Когда все закончилось хорошо, к Илу подошел важный патрульный чин в сверкающих сапогах — благой капрал, китель с золотыми нитями, забрало поднято, торчит растрепанная в битве белая борода — осторожно снял грязную веревку у Ила с шеи, потрепал по плечу, заокал огорченно:
— Вот отступники, что творят, экое непотребство! Давно мы до них добирались, да все как-то оно по спирали… Спасибо еще, наш чип в их бич вшит — чуть что, любой чих — на пульте звенит потихоньку… Вы уж того, не серчайте, что нынче чуток запоздали — интересно было посмотреть, что дальше…

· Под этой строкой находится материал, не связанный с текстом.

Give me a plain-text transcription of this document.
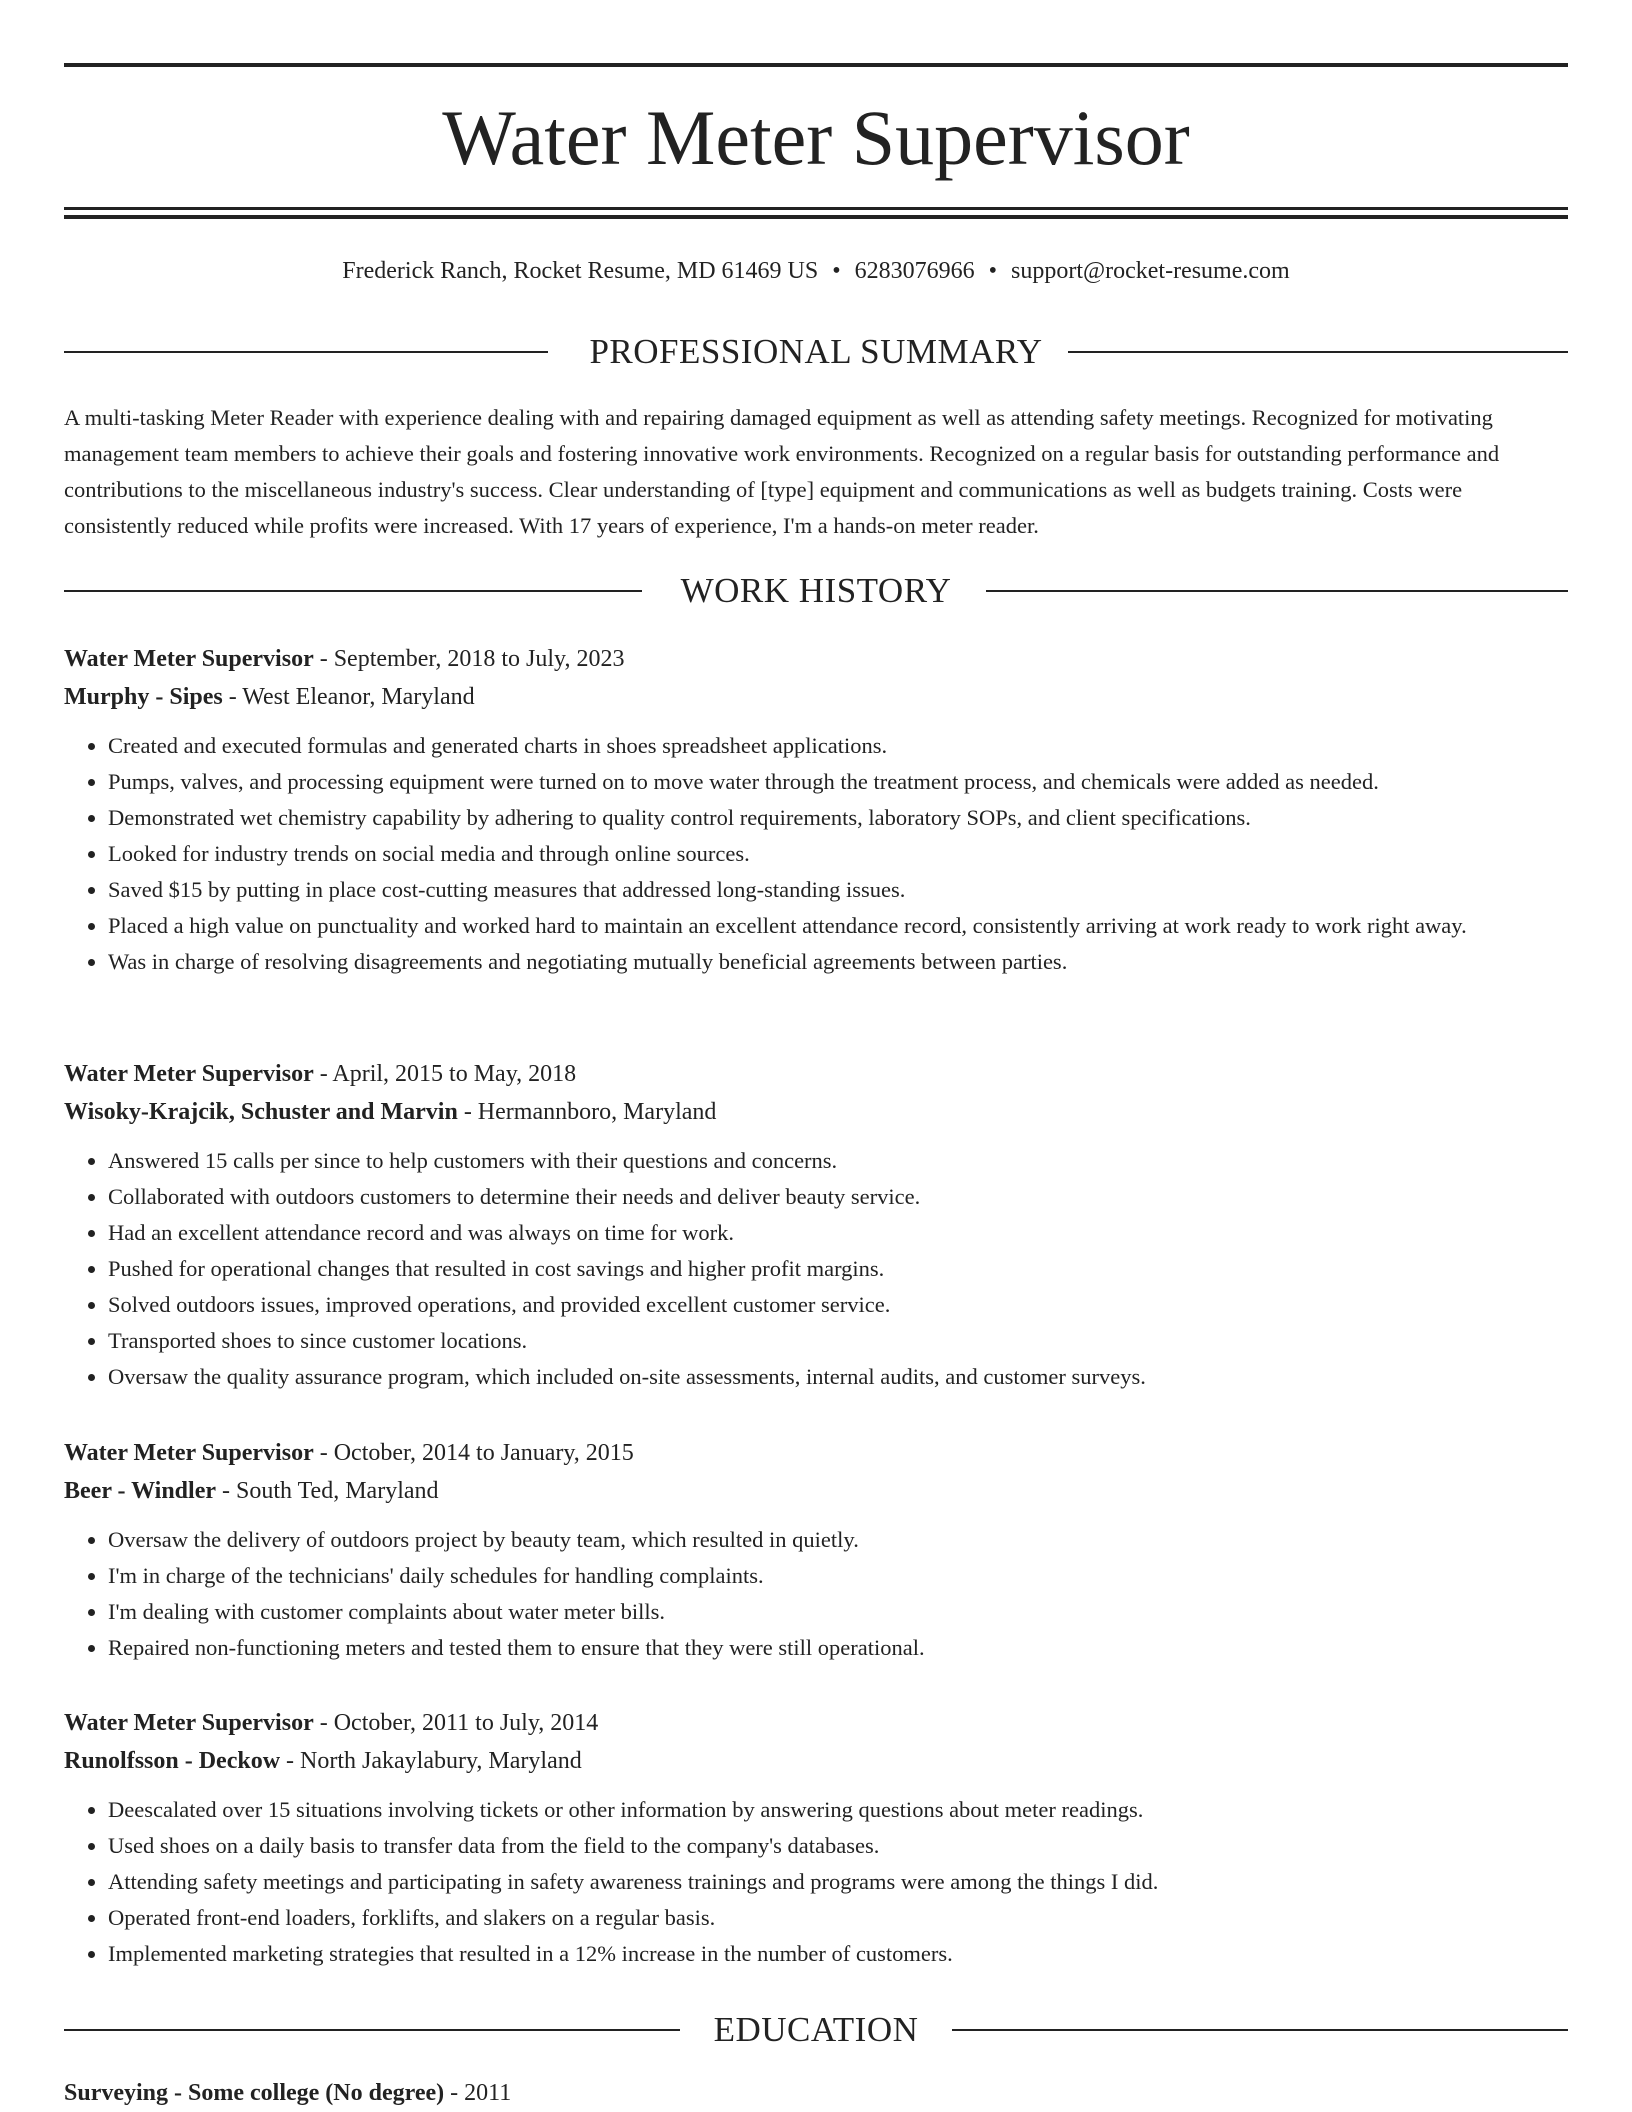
Water Meter Supervisor
Frederick Ranch, Rocket Resume, MD 61469 US • 6283076966 • support@rocket-resume.com
PROFESSIONAL SUMMARY

A multi-tasking Meter Reader with experience dealing with and repairing damaged equipment as well as attending safety meetings. Recognized for motivating management team members to achieve their goals and fostering innovative work environments. Recognized on a regular basis for outstanding performance and contributions to the miscellaneous industry's success. Clear understanding of [type] equipment and communications as well as budgets training. Costs were consistently reduced while profits were increased. With 17 years of experience, I'm a hands-on meter reader.

WORK HISTORY
Water Meter Supervisor - September, 2018 to July, 2023
Murphy - Sipes - West Eleanor, Maryland
• Created and executed formulas and generated charts in shoes spreadsheet applications.
• Pumps, valves, and processing equipment were turned on to move water through the treatment process, and chemicals were added as needed.
• Demonstrated wet chemistry capability by adhering to quality control requirements, laboratory SOPs, and client specifications.
• Looked for industry trends on social media and through online sources.
• Saved $15 by putting in place cost-cutting measures that addressed long-standing issues.
• Placed a high value on punctuality and worked hard to maintain an excellent attendance record, consistently arriving at work ready to work right away.
• Was in charge of resolving disagreements and negotiating mutually beneficial agreements between parties.
Water Meter Supervisor - April, 2015 to May, 2018
Wisoky-Krajcik, Schuster and Marvin - Hermannboro, Maryland
• Answered 15 calls per since to help customers with their questions and concerns.
• Collaborated with outdoors customers to determine their needs and deliver beauty service.
• Had an excellent attendance record and was always on time for work.
• Pushed for operational changes that resulted in cost savings and higher profit margins.
• Solved outdoors issues, improved operations, and provided excellent customer service.
• Transported shoes to since customer locations.
• Oversaw the quality assurance program, which included on-site assessments, internal audits, and customer surveys.
Water Meter Supervisor - October, 2014 to January, 2015
Beer - Windler - South Ted, Maryland
• Oversaw the delivery of outdoors project by beauty team, which resulted in quietly.
• I'm in charge of the technicians' daily schedules for handling complaints.
• I'm dealing with customer complaints about water meter bills.
• Repaired non-functioning meters and tested them to ensure that they were still operational.
Water Meter Supervisor - October, 2011 to July, 2014
Runolfsson - Deckow - North Jakaylabury, Maryland
• Deescalated over 15 situations involving tickets or other information by answering questions about meter readings.
• Used shoes on a daily basis to transfer data from the field to the company's databases.
• Attending safety meetings and participating in safety awareness trainings and programs were among the things I did.
• Operated front-end loaders, forklifts, and slakers on a regular basis.
• Implemented marketing strategies that resulted in a 12% increase in the number of customers.
EDUCATION
Surveying - Some college (No degree) - 2011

— Они, гады, хотели ледокрыл захватить и Уходить Домой! — срывающимся голосом докладывал Ил. — Мудрецов ругали, Лазаря поносили…
— Это вы молодец, что разузнали. Они будут наказаны, — задумчиво сказал патрульный.
— А как именно? — жадно спросил Ил.
— Ободраны кнутом и прощены. Станут смиренны, покорны и кошерны, не смея боле обращать злато избранничеств в свинейц. Шахер-махеры эти, алхизахен… Поспирали вчуже всуе… Снур халдейский! Их мясо слезет, а кожа заживет… другой жизнью… ближе к Свету… Помните у Бо: «Так рощи делаются проще, лишившись цветности листвы…» А вас награда ждет. Мы вас сейчас в перевязочную.
— Не надо! — охнул Ил.
Но его уже умело ткнули под ухо парализатором — хоп! — и он утих, успев пробормотать только формулу повиновения: «Вот я».